The ideas in the book really jelled in my head even more from talking about them with everyone. They are really about creating a culture of family history in your family--just breathing family history into your lives so that the children in your family just naturally grow up learning about who they are. That's what my Mom did. And that's what I'm trying to do with my children, especially now that they are in the "oh mom" teenager stage. That's what these books can teach families to do and helps strengthen their relationships along the way. As I said over and over last weekend, Family History is something that only you share. It is a "team building exercise" that strengthens your family bonds and nurtures your youth as they become strong capable adults.
So in my "The Cool Parts of Genealogy: engaging my teenagers case study" class I was able to talk to the audience a little about what ideas they have used in their families. At the booth there were lots of people with great ideas too. Here is some of what they said:
- Take all the interview/story prompt questions you can find and print them on bright colored paper and cut them up and put them in a jar. Then at family dinners or family gatherings, have everyone pull one out.
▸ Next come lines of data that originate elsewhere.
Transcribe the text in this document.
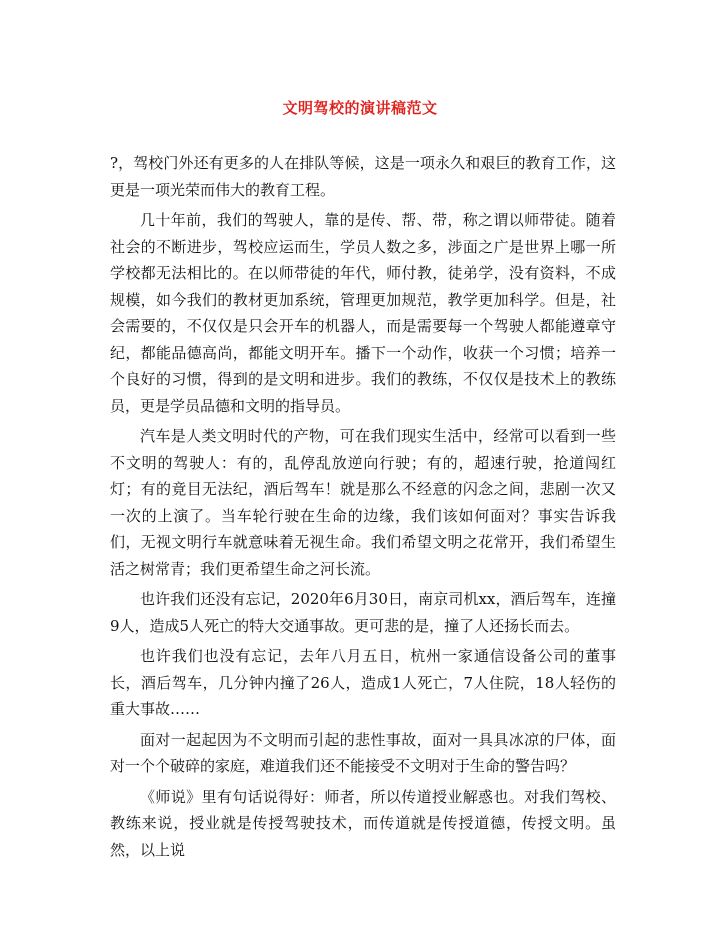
文明驾校的演讲稿范文

?，驾校门外还有更多的人在排队等候，这是一项永久和艰巨的教育工作，这更是一项光荣而伟大的教育工程。

几十年前，我们的驾驶人，靠的是传、帮、带，称之谓以师带徒。随着社会的不断进步，驾校应运而生，学员人数之多，涉面之广是世界上哪一所学校都无法相比的。在以师带徒的年代，师付教，徒弟学，没有资料，不成规模，如今我们的教材更加系统，管理更加规范，教学更加科学。但是，社会需要的，不仅仅是只会开车的机器人，而是需要每一个驾驶人都能遵章守纪，都能品德高尚，都能文明开车。播下一个动作，收获一个习惯；培养一个良好的习惯，得到的是文明和进步。我们的教练，不仅仅是技术上的教练员，更是学员品德和文明的指导员。

汽车是人类文明时代的产物，可在我们现实生活中，经常可以看到一些不文明的驾驶人：有的，乱停乱放逆向行驶；有的，超速行驶，抢道闯红灯；有的竟目无法纪，酒后驾车！就是那么不经意的闪念之间，悲剧一次又一次的上演了。当车轮行驶在生命的边缘，我们该如何面对？事实告诉我们，无视文明行车就意味着无视生命。我们希望文明之花常开，我们希望生活之树常青；我们更希望生命之河长流。

也许我们还没有忘记，2020年6月30日，南京司机xx，酒后驾车，连撞9人，造成5人死亡的特大交通事故。更可悲的是，撞了人还扬长而去。

也许我们也没有忘记，去年八月五日，杭州一家通信设备公司的董事长，酒后驾车，几分钟内撞了26人，造成1人死亡，7人住院，18人轻伤的重大事故……

面对一起起因为不文明而引起的悲性事故，面对一具具冰凉的尸体，面对一个个破碎的家庭，难道我们还不能接受不文明对于生命的警告吗？

《师说》里有句话说得好：师者，所以传道授业解惑也。对我们驾校、教练来说，授业就是传授驾驶技术，而传道就是传授道德，传授文明。虽然，以上说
- One family makes family sweatshirts every year with a theme.
- Kim Cotton suggested that her teenage nieces and nephews always are interested when she talks about the scoundrels in her family. Nice people--not so much :)
- One lady talked about having an "Ancestor" for dinner and sampling the cuisine and music and stories of that ancestor. We actually talk about this one on page 141 of Zap The Grandma Gap.
- One man created a huge model submarine of the ship his father worked on in World War II. What kid wouldn't be interested in that?
- One man found his kids' interest was piqued when he took them with them to teach someone else about how to find their family history. I do that alot too.